Thanks so much for the breakdown Chris. Yes. When meeting with the smaller local bank they where treating it like a second home mortgage and they understood that we wanted to use it but also rent it out seasonally. This was ok with them and they deal with it all the time.

(1) Lets say If we were able to swing a second home mortgage without using any of the projected income as something that helps us secure that mortgage are we still able to treat it as a rental income property? (2) Meaning do we still qualify for tax benefits as if it was a straight up Investment Property that we didn't occupy or use personally for a year?
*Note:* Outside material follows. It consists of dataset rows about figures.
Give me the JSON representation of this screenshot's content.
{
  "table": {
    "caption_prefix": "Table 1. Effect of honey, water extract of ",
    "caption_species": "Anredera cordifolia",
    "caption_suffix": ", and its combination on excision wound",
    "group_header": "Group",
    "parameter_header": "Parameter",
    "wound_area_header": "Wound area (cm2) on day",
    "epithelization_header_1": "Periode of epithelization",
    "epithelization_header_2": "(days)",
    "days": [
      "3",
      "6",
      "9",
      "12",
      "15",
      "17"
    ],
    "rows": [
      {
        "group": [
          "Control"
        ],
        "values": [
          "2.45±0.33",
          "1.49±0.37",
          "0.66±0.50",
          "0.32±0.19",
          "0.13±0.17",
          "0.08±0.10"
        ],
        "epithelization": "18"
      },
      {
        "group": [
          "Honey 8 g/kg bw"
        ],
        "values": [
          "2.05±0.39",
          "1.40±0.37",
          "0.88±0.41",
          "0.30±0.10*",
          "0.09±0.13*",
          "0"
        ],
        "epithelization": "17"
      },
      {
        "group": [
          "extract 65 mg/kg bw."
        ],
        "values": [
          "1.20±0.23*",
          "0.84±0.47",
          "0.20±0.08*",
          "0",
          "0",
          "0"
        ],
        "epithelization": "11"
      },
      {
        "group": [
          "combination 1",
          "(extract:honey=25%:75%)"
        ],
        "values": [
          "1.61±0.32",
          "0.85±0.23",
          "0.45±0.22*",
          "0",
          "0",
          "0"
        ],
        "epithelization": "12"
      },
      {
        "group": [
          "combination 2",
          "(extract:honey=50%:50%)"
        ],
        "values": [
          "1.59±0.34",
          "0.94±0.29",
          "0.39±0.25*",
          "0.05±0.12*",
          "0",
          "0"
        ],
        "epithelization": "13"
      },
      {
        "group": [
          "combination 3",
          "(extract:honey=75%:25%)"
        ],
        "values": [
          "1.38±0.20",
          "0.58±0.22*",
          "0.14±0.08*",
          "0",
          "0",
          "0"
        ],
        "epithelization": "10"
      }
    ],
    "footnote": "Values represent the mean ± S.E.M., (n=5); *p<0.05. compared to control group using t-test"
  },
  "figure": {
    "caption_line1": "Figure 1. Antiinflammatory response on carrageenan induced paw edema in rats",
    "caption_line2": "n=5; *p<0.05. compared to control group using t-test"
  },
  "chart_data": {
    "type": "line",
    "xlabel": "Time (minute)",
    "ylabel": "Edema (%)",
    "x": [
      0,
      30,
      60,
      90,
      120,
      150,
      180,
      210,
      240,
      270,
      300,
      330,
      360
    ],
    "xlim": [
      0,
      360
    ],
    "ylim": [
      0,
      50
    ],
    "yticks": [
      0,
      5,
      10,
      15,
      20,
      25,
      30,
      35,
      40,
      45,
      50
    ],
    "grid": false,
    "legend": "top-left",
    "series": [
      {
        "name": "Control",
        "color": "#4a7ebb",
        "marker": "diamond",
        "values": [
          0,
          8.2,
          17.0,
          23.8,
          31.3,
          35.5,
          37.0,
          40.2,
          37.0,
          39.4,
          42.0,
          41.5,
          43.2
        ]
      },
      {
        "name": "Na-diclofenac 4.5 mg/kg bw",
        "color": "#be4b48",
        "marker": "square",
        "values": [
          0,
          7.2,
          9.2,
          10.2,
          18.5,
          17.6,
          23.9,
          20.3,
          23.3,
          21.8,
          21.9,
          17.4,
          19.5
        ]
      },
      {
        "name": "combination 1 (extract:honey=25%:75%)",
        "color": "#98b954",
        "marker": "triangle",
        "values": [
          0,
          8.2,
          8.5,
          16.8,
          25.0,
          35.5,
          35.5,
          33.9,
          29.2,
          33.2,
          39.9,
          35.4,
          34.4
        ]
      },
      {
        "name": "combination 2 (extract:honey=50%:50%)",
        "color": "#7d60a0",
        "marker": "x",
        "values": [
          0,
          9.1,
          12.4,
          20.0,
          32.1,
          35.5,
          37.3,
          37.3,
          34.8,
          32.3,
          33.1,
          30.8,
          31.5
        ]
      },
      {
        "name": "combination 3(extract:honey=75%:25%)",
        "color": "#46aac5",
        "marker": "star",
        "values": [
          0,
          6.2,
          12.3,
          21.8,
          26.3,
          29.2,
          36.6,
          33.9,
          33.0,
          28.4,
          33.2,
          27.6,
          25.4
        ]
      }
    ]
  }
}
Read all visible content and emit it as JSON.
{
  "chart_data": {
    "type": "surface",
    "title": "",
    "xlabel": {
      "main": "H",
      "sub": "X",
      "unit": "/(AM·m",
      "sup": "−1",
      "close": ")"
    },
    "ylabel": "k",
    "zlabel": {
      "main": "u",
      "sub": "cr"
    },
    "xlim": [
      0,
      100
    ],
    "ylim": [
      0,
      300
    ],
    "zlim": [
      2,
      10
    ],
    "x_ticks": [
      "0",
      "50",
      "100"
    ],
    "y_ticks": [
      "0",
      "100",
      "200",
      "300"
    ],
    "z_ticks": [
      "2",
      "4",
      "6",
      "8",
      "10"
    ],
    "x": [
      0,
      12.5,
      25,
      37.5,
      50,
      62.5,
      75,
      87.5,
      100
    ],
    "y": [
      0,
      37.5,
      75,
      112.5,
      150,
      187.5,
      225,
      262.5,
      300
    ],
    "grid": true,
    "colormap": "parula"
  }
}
(3) Is there any situation where paying cash for such property makes sense and then refinance it down the road?

 Hi Drue,

(1) You can still rent it out for most of the year, yes. That's the intent. You go on vacation there once or twice a year, and let others crash there the rest of the year. 

(2) That's more of a CPA question. Tax professionals are not in agreement on the answer. I've seen furnished rental income appear in all sorts of different ways on tax returns. Ask four tax pros, you will get five different opinions. 

(3) Yes, always! Cash buyers get their pick of the litter of homes, and get a cash buyer's discount because they can close quick. Slap the mortgage on after the fact, immediately, via delayed financing. It'll have the cash out refinance rate hit, of course, but that pales in comparison to getting a killer deal on the sticker price upfront, on the home that you got to cherry pick as a cash buyer.